Kirk Knoernschild (who has created an interesting utility called JarAnalyzer that identifies dependencies among jar files) questioned how it could be possible to manage all the dependencies at lower-than-jar (like package) levels – aren’t there just too many dependencies? Nah…
All dependencies, at any level, roll up from specific lines of code. And yes, if you take a flat view of the world, there are an impossible number of dependencies to control.
However if you use the package hierarchy not just as an extension of the file-system, but as a “design” (or whatever term you prefer, I like “structural control”) medium, then the principle of divide-and-conquer can work as in any engineering discipline.
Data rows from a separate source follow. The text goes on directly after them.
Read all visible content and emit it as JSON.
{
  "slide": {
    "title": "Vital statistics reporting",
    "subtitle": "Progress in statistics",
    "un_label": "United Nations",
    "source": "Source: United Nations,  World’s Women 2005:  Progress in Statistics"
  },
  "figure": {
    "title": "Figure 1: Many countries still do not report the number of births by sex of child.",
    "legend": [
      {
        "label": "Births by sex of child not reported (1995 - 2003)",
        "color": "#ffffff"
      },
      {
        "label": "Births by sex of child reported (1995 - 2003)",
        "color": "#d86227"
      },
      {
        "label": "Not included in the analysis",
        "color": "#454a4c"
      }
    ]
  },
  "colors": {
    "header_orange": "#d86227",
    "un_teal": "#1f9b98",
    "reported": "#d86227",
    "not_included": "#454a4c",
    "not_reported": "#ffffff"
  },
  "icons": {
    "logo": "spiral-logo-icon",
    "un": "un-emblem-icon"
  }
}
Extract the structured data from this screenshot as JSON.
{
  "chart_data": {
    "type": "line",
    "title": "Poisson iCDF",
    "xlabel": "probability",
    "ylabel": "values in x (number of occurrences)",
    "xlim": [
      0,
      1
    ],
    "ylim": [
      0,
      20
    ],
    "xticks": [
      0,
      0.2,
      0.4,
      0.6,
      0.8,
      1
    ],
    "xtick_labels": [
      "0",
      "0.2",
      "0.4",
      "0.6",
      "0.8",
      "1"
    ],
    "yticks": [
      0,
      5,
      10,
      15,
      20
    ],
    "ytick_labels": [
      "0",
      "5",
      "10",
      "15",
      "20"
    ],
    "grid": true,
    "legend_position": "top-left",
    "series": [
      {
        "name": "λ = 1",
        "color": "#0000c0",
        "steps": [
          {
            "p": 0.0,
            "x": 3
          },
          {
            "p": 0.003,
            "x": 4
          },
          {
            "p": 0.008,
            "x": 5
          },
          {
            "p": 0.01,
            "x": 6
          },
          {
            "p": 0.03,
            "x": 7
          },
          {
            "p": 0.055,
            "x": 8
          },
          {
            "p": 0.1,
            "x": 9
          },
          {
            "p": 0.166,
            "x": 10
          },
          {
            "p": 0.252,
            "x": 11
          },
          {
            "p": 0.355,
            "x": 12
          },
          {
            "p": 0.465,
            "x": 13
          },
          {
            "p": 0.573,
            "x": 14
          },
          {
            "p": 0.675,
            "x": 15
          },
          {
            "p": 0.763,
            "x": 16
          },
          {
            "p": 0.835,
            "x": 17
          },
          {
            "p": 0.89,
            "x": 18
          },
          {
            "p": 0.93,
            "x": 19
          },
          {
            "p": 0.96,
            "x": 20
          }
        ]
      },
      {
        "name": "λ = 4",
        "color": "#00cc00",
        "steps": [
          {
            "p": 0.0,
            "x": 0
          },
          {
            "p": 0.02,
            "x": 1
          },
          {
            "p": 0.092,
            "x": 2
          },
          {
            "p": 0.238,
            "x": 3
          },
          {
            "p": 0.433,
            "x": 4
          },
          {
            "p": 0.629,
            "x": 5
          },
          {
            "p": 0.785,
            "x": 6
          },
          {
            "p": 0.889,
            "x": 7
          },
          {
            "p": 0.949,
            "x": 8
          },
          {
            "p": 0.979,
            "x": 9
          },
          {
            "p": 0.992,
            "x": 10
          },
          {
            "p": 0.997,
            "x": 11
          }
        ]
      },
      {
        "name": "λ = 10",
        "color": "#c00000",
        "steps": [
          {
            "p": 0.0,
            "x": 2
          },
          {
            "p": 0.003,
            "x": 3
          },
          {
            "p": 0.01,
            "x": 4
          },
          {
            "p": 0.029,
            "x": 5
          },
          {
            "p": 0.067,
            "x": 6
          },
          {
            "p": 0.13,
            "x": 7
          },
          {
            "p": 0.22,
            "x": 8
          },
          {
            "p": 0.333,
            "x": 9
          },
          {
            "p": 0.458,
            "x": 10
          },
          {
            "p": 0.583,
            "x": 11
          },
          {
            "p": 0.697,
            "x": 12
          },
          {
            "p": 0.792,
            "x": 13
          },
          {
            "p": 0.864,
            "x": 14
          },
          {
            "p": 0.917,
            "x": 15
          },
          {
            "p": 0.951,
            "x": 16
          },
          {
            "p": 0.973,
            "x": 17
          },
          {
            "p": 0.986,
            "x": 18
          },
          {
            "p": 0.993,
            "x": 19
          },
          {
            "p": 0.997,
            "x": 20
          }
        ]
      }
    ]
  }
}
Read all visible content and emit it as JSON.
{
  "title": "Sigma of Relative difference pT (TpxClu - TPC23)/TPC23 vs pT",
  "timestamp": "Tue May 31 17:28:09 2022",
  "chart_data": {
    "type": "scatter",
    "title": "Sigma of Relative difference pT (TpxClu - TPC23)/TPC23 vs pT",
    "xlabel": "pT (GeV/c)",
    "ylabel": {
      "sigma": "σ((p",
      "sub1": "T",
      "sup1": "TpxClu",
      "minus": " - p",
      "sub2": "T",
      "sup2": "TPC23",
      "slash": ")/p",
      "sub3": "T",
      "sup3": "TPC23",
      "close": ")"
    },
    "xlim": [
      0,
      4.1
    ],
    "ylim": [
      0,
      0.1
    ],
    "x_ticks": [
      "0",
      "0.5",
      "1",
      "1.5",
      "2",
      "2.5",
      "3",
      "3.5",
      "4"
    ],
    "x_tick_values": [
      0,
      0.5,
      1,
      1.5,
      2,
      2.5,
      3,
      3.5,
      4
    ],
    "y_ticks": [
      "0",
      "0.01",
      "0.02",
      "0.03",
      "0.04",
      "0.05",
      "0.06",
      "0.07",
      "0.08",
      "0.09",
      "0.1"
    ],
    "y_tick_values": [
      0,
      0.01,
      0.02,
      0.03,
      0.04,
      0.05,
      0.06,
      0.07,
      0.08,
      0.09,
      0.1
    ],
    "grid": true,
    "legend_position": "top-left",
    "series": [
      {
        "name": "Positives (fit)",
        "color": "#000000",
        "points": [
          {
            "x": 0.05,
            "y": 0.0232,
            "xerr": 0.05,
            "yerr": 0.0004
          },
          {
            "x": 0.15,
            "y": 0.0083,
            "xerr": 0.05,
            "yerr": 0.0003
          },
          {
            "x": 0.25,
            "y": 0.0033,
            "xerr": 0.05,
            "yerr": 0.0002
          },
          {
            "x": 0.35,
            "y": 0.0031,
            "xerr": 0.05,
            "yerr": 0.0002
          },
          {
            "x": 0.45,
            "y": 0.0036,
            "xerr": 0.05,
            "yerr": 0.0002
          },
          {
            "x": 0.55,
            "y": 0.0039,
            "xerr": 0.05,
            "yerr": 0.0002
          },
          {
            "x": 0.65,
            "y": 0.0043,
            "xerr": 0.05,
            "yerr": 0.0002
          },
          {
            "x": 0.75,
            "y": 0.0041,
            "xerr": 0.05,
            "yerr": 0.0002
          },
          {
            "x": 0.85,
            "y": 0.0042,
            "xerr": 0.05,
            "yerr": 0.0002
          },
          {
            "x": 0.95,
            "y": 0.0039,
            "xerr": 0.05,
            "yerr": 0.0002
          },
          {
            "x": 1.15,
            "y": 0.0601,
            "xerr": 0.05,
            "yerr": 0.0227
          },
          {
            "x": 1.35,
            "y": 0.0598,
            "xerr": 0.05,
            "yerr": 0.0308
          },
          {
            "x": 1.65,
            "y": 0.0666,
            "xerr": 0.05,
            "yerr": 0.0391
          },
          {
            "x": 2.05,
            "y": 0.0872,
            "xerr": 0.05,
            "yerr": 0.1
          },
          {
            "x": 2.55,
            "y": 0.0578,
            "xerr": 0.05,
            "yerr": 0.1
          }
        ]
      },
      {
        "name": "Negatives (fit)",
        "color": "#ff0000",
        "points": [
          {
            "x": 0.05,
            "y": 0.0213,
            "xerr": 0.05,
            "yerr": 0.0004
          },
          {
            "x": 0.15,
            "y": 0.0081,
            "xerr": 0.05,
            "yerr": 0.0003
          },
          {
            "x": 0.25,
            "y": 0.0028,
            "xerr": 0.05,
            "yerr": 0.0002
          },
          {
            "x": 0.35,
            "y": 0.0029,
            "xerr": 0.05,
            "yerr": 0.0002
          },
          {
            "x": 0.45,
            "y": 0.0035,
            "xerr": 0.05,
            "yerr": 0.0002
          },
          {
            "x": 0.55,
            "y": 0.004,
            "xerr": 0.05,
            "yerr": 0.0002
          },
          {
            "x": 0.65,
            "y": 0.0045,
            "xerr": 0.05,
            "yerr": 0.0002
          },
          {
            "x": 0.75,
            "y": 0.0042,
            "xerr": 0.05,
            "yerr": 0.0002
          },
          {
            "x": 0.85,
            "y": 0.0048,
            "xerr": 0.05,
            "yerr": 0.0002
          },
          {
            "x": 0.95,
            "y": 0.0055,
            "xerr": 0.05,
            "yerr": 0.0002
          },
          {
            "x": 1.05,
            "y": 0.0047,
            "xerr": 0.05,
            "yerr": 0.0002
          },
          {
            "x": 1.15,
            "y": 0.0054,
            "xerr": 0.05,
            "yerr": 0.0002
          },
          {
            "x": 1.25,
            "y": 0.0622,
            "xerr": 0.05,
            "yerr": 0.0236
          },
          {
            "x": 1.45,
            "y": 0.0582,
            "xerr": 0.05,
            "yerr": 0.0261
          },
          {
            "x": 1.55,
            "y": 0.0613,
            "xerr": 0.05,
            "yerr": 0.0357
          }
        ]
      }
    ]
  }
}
If, at every point in the package hierarchy you have a “mind-sized-chunk” of design breakout, a scaleable design process is possible since the volume of dependencies to be controlled is drastically reduced.
For example, if we have a flat (i.e. just one level of “hierarchy”) package design, and in a development iteration Class A.B becomes newly dependent on class X.Y, this has no “design” impact if there was already a dependency from any class in package A to any class in package X.
The volume of notable design changes is further reduced dramatically if we use a hierarchical package design since a new code-level dependency is now notable only if it creates a new dependency between 2 high-level packages *.P.Q.* and *.P.R.* if none of the code in any of the subpackages of Q previously depended on any of the code in any of the subpackages of R.
Controlling this quantity of dependencies is possible if you have a way of *seeing* how the dependencies roll up through the package hierarchy and a way to automatically detect the introduction of a notable dependency (Structure101 does this, naturally).
Of course, whether you want to keep the structure as-is on a project in which it has been out of control for a long time is a whole other question… more on this later.